Choosing your first keyboard comes down to many different factors, one being the number of keys it has. This sounds silly, right? Well, it is one of the most asked questions that beginner players will ponder before putting any money down on their first instrument.
A good starting point…
The best place to start is with a 61-note keyboard. These selection of notes are ‘the most used’ shall we say, and is where music teachers would point you in the direction of playing chords, scales etc. Its perfect for new players aiming to get their Grade 1!
One of our best-selling 61 note models is our exclusive ‘Axus AXP25’, designed for education. The keys are all touch sensitive; it comes highly recommended by music teachers and services alike, due to its fantastic value for money and great quality features.
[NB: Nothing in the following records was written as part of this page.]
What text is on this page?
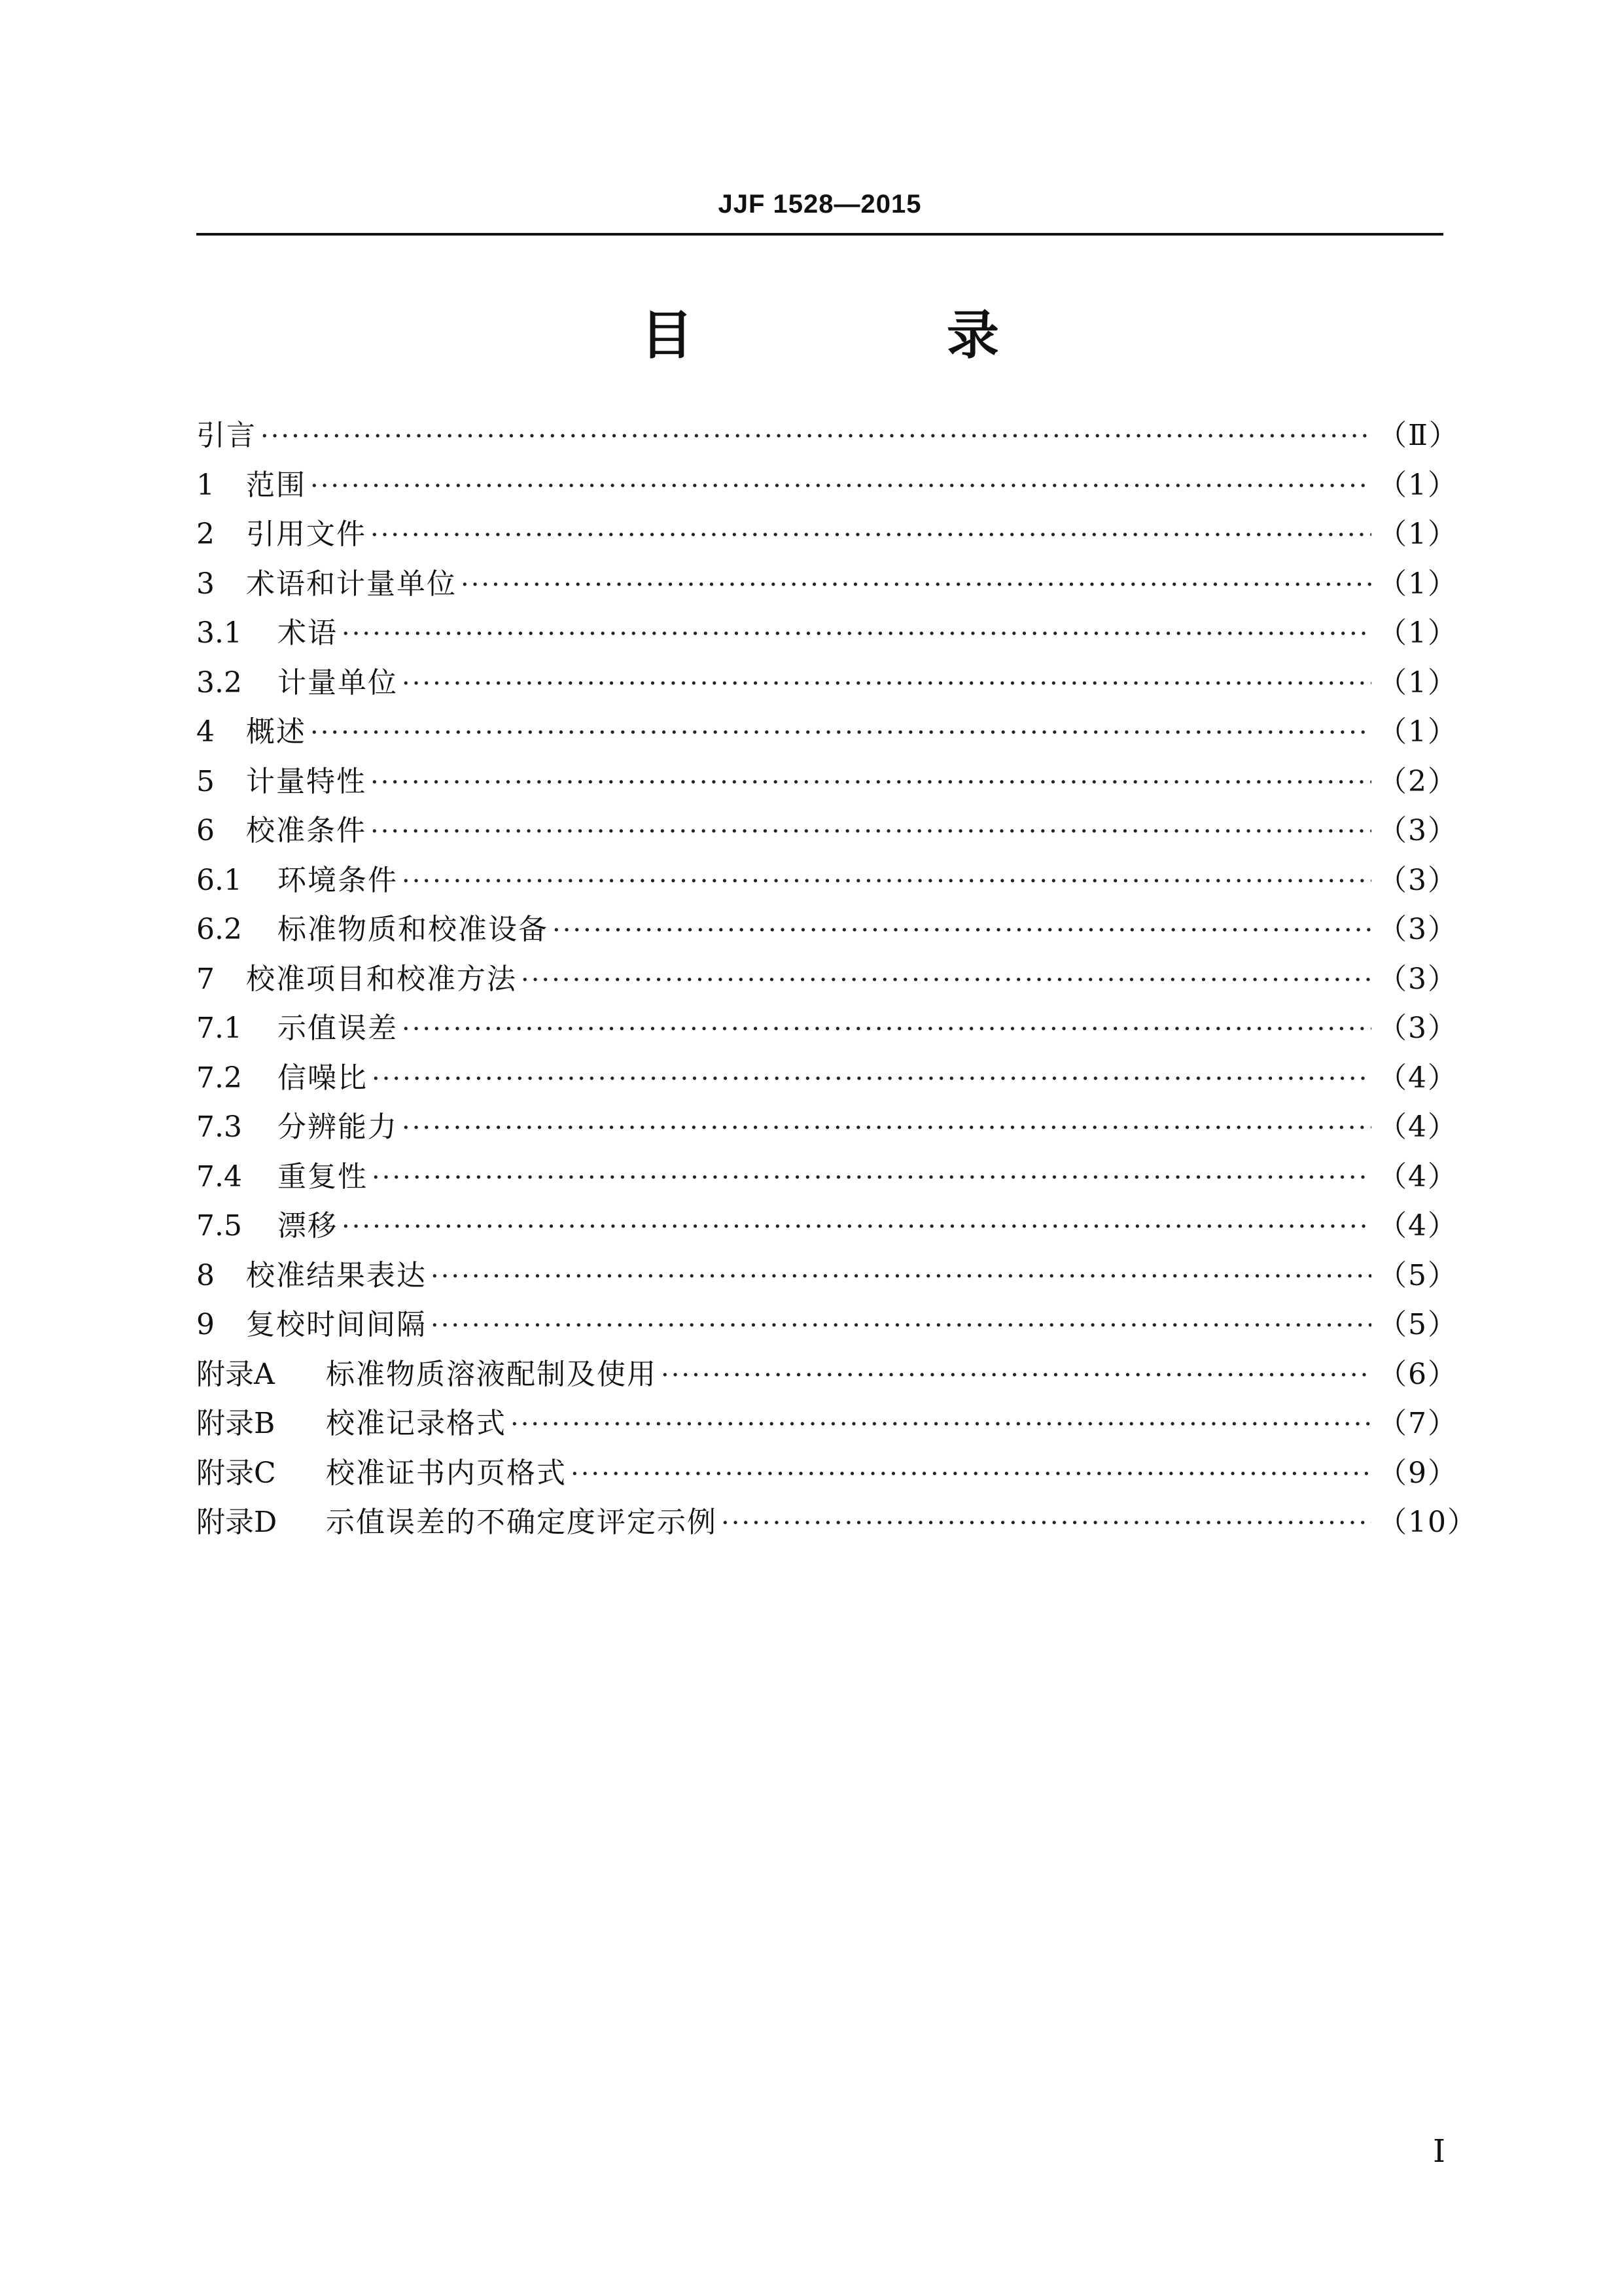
JJF 1528—2015
目 录
引言 ·····	（Ⅱ）
1	范围 ·····	（1）
2	引用文件 ·····	（1）
3	术语和计量单位 ·····	（1）
3.1	术语 ·····	（1）
3.2	计量单位 ·····	（1）
4	概述 ·····	（1）
5	计量特性 ·····	（2）
6	校准条件 ·····	（3）
6.1	环境条件 ·····	（3）
6.2	标准物质和校准设备 ·····	（3）
7	校准项目和校准方法 ·····	（3）
7.1	示值误差 ·····	（3）
7.2	信噪比 ·····	（4）
7.3	分辨能力 ·····	（4）
7.4	重复性 ·····	（4）
7.5	漂移 ·····	（4）
8	校准结果表达 ·····	（5）
9	复校时间间隔 ·····	（5）
附录A	标准物质溶液配制及使用 ·····	（6）
附录B	校准记录格式 ·····	（7）
附录C	校准证书内页格式 ·····	（9）
附录D	示值误差的不确定度评定示例 ·····	（10）
I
Other great models perfect for beginners include Yamaha PSRE363 and Casio CTK-3500. Both touch sensitive, these come with a range of pre-loaded voices and styles so you can add different effects onto your music.
Going up a level?
Some beginner players get slightly worried about not having enough keys, which of course is a valid point. If this has come across your mind, why not look at 76 keys?
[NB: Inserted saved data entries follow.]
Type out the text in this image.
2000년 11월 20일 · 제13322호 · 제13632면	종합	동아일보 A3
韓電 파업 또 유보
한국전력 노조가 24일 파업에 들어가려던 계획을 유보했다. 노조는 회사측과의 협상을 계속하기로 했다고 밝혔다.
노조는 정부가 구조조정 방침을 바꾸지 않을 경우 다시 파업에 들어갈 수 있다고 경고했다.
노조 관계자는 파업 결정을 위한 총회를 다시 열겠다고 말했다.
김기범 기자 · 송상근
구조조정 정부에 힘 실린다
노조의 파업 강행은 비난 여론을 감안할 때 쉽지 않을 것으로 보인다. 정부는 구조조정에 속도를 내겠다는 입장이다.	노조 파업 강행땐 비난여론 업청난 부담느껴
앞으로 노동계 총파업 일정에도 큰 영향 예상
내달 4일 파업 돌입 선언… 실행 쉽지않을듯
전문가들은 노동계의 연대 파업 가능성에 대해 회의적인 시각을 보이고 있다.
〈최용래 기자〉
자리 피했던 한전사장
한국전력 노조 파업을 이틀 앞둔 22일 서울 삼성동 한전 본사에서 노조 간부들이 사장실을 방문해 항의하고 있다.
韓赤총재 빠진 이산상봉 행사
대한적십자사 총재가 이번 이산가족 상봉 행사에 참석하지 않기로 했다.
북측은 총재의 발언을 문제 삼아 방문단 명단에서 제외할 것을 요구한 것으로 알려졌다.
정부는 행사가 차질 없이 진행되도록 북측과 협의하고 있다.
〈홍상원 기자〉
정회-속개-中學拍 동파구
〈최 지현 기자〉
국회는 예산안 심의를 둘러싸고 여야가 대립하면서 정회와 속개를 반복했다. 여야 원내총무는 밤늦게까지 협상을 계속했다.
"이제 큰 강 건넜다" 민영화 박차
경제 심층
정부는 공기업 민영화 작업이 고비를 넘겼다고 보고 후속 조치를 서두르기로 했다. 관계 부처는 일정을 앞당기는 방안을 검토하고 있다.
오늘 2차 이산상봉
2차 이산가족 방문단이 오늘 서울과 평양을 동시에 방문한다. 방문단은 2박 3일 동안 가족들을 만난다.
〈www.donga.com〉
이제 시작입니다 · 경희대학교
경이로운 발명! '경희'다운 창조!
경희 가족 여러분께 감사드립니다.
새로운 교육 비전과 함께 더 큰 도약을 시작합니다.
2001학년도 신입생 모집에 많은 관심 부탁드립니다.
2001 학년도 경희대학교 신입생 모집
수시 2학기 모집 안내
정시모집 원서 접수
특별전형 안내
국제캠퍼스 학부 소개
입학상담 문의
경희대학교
This almost adds an octave (from C to C) onto either end of the keyboard, so you have a few extra notes to play around with.
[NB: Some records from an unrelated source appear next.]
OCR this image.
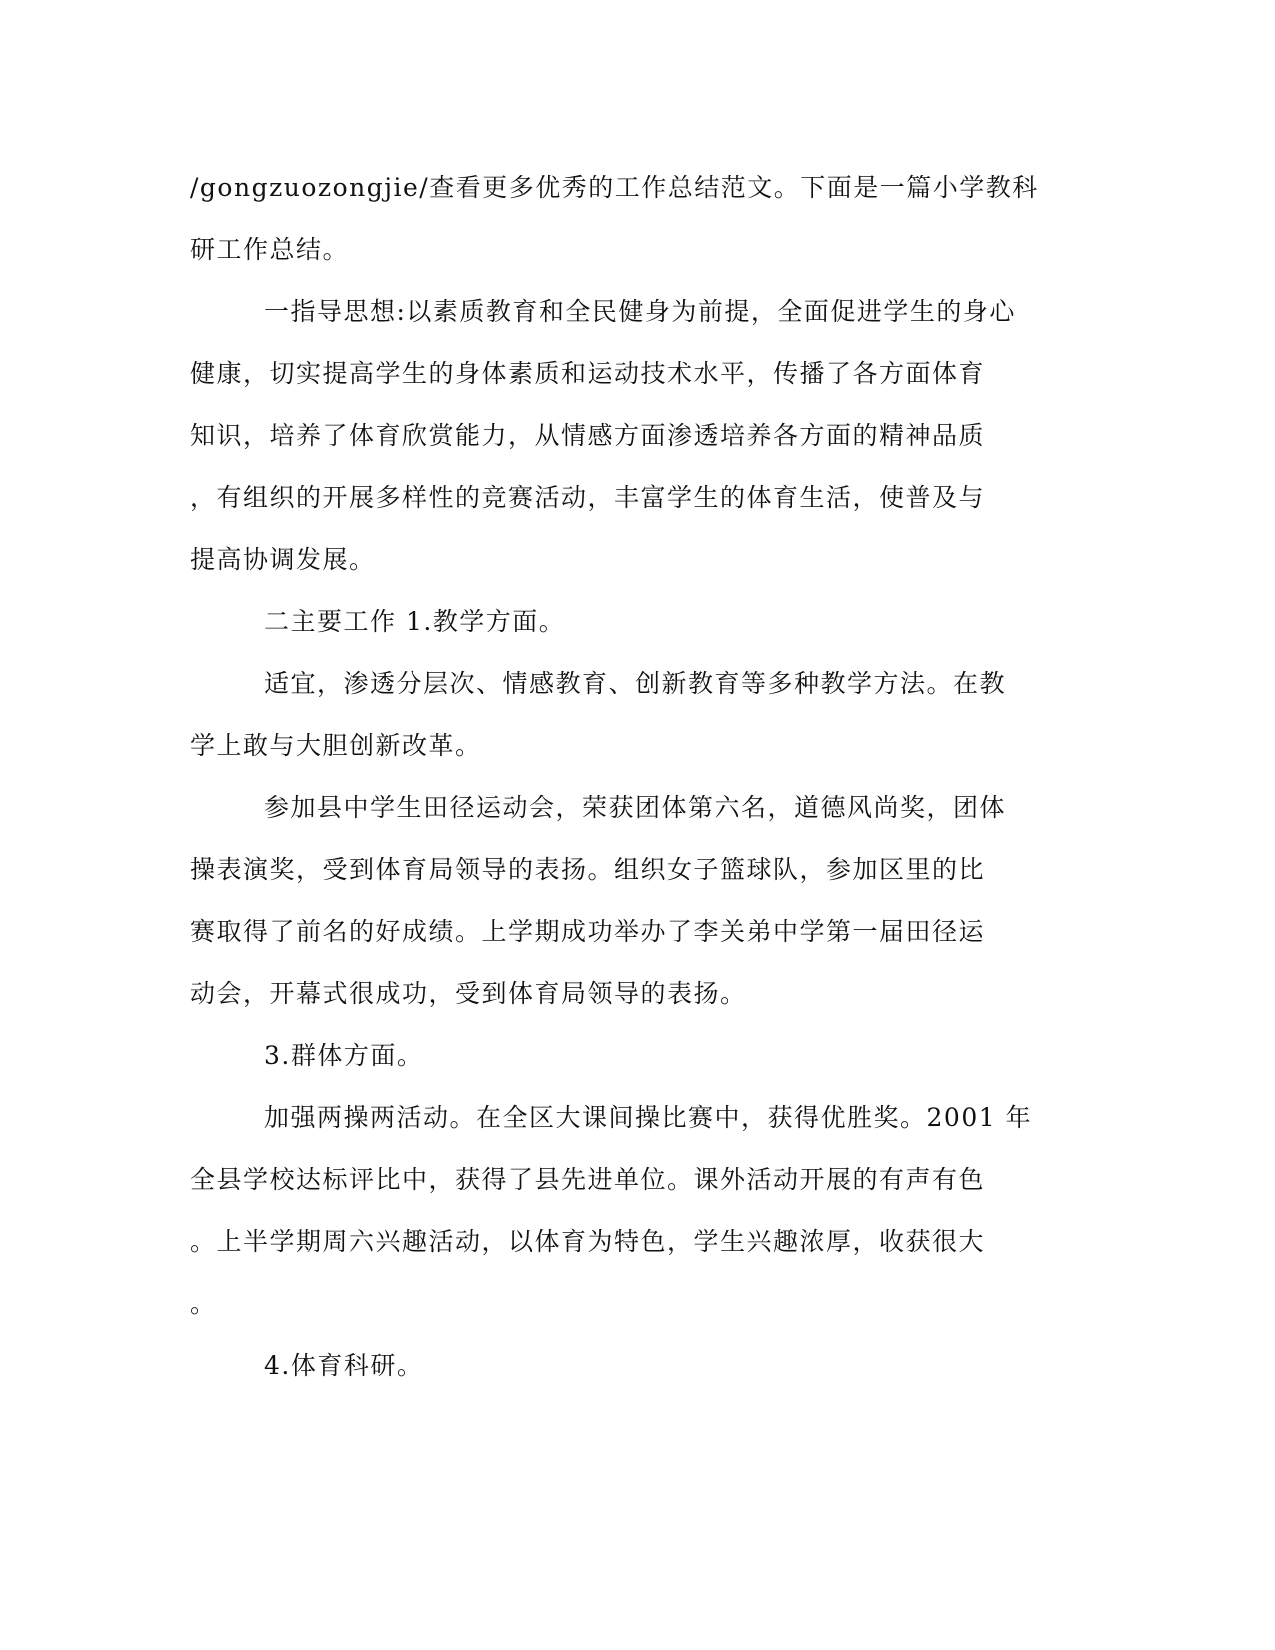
/gongzuozongjie/查看更多优秀的工作总结范文。下面是一篇小学教科
研工作总结。
一指导思想:以素质教育和全民健身为前提，全面促进学生的身心
健康，切实提高学生的身体素质和运动技术水平，传播了各方面体育
知识，培养了体育欣赏能力，从情感方面渗透培养各方面的精神品质
，有组织的开展多样性的竞赛活动，丰富学生的体育生活，使普及与
提高协调发展。
二主要工作 1.教学方面。
适宜，渗透分层次、情感教育、创新教育等多种教学方法。在教
学上敢与大胆创新改革。
参加县中学生田径运动会，荣获团体第六名，道德风尚奖，团体
操表演奖，受到体育局领导的表扬。组织女子篮球队，参加区里的比
赛取得了前名的好成绩。上学期成功举办了李关弟中学第一届田径运
动会，开幕式很成功，受到体育局领导的表扬。
3.群体方面。
加强两操两活动。在全区大课间操比赛中，获得优胜奖。2001 年
全县学校达标评比中，获得了县先进单位。课外活动开展的有声有色
。上半学期周六兴趣活动，以体育为特色，学生兴趣浓厚，收获很大
。
4.体育科研。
The options do filter down slightly, but a top recommendation would be Yamaha NP32. A stripped back design, this concentrates on delivering a top-quality piano sound without all the other ‘bells and whistles’.
If you need all the voices and styles however, take a look at the PSREW300. More designed to create a wider range of music, this has all the functions you need to get started!
Just looking for something basic?
On the contrary to not having enough keys, you may be looking for something small and compact.
You do miss some important features like touch sensitivity with these ‘mini models’, but as these are designed for smaller hands, they are great for getting used to the layout of a keyboard and hearing different sounds!